Orland Smith

Profile
- Position: Tackle

Personal information
- Born: November 5, 1905 Gorham, Maine, U.S.
- Died: August 14, 1977 (aged 71) Providence, Rhode Island, U.S.
- Height: 5 ft 11 in (1.80 m)
- Weight: 215 lb (98 kg)

Career history
- Providence Steam Roller (1927–1929);

Awards and highlights
- First-team All-American (1926);
- Stats at Pro Football Reference

= Orland Smith (American football) =

American football player (1905–1977)

Orland Francis Smith (November 5, 1905 - August 14, 1977) was an American football player. He was a Brown University football hero who played both guard and tackle as one of Brown's immortal Iron Men, and in their undefeated 1926 season was named an All American by sportswriter Grantland Rice.

Smith was born in 1905 in Gorham, Maine. He was the son of Caleb and Lena (Meguier) Smith. He attended Brockton High School in Massachusetts.

After high school, he attended Brown University where he played college football from 1924 to 1926. He was selected by the Associated Press as a third-team player, and by Collier's Weekly as a second-team player, on the 1926 College Football All-America Team. When he played at defensive tackle and offensive guard for Brown University he was described in December 1926 as "fast and aggressive" and "one of the fastest and most versatile forwards of the year." In later years he served as an alumni trustee of Brown University.

Smith also played at the tackle position in the National Football League (NFL) for the Providence Steam Roller from 1927 to 1929. He appeared in 31 NFL games, 15 of them as a starter. Smith played for the Providence Steam Roller to pay his way through medical school at Boston University. He helped the Providence Steam Roller team drive to a World championship in 1928. Smith attended medical school during the week while playing in the NFL on Sundays. He graduated from Medical School in 1931 and served his internship at Somerville (Mass) Hospital and later at Rhode Island and Lying-In Hospitals.

In 1940, Dr. Smith began what became a four-year effort to get into the armed forces. Finally, in 1944, after much repeated physical exams and much red tape, he was commissioned a Lieutenant Commander in the Navy. He served in the Pacific aboard the ship Bountiful being just offshore in the hospital ship at major battles on Guam, Saipan, Leyte Gulf, Iwo Jima and Okinawa.

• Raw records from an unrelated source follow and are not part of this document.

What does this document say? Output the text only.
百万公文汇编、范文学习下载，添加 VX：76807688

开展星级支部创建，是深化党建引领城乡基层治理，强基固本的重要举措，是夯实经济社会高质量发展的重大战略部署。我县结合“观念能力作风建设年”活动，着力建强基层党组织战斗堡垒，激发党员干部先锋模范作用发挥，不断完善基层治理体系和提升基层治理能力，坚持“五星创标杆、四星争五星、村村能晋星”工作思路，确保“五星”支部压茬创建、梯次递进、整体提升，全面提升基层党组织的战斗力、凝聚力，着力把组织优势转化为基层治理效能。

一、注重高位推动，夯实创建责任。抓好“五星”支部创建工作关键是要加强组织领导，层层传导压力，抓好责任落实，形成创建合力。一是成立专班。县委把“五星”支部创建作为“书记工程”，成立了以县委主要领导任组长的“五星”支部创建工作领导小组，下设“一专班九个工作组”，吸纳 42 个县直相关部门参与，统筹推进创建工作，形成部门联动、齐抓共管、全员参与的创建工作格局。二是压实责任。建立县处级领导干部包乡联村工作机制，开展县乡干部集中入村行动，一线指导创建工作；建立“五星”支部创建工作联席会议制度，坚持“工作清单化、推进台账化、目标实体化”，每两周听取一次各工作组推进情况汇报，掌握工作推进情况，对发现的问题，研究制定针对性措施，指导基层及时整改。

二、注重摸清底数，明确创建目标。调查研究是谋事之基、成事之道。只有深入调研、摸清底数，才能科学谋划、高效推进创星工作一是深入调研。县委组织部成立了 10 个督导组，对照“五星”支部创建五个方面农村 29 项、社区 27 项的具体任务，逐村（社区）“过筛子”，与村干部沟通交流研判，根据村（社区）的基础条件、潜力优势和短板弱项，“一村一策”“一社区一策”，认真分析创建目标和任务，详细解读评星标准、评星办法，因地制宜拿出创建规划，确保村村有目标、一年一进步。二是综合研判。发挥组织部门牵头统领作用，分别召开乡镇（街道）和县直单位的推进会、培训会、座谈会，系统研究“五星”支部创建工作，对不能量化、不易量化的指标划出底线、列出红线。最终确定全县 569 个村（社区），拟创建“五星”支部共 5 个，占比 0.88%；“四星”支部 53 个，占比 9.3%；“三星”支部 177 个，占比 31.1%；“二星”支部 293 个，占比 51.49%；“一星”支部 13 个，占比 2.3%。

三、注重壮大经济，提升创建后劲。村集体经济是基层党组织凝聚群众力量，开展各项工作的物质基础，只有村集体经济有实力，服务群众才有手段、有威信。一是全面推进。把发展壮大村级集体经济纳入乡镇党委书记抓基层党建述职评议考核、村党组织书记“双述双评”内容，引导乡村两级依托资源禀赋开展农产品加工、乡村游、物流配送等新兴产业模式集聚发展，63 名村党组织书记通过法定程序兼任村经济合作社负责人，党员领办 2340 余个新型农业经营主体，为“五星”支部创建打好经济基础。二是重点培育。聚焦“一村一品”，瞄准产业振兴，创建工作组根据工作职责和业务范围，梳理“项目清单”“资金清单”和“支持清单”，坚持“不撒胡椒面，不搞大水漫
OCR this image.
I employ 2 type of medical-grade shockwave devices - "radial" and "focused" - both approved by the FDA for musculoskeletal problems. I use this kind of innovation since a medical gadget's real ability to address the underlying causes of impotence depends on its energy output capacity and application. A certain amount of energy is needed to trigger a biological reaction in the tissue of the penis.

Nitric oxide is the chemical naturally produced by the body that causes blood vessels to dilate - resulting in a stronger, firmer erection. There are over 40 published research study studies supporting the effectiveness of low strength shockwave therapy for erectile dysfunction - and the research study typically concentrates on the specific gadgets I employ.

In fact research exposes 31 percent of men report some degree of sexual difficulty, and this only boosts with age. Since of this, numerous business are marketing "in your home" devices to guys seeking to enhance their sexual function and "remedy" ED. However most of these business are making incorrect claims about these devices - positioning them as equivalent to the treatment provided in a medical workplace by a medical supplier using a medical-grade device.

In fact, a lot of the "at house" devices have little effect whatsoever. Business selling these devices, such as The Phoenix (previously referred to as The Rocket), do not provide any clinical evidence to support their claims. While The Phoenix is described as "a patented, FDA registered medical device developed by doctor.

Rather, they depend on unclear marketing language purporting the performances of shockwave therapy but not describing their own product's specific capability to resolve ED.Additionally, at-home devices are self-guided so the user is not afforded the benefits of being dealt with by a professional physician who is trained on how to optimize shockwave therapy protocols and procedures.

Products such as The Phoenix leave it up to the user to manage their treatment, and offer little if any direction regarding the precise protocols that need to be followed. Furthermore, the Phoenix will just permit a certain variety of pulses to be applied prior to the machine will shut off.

Dr. Smith had a 45 year surgical career in Rhode Island. He served his residency in surgery at both Rhode Island Hospital and Brockton (Mass) Hospital. He served as Chief of Surgery at Memorial Hospital in Pawtucket (1954 - 1964) and Notre Dame Hospital in Central Falls. He was also on the consulting staff of several hospitals in Rhode Island and maintained (2) private practice offices on Angell St., Providence, RI and in Pawtucket. He was a member of the International College of Surgeons, the New England and the Providence Surgical Societies, and the Rhode Island and Pawtucket Medical Societies. He was as well known in sports circles as he was in the operating room.

Dr. Smith was the husband of Mary (Norton) Smith and lived on Sweet Road in the Georgiaville section of Smithfield, Rhode Island. Until 1945 he also maintained a small gentleman's farm in Chepachet for many years.

Smith died on August 14, 1977 in the Jane Brown Unit of Rhode Island Hospital, Providence, Rhode Island.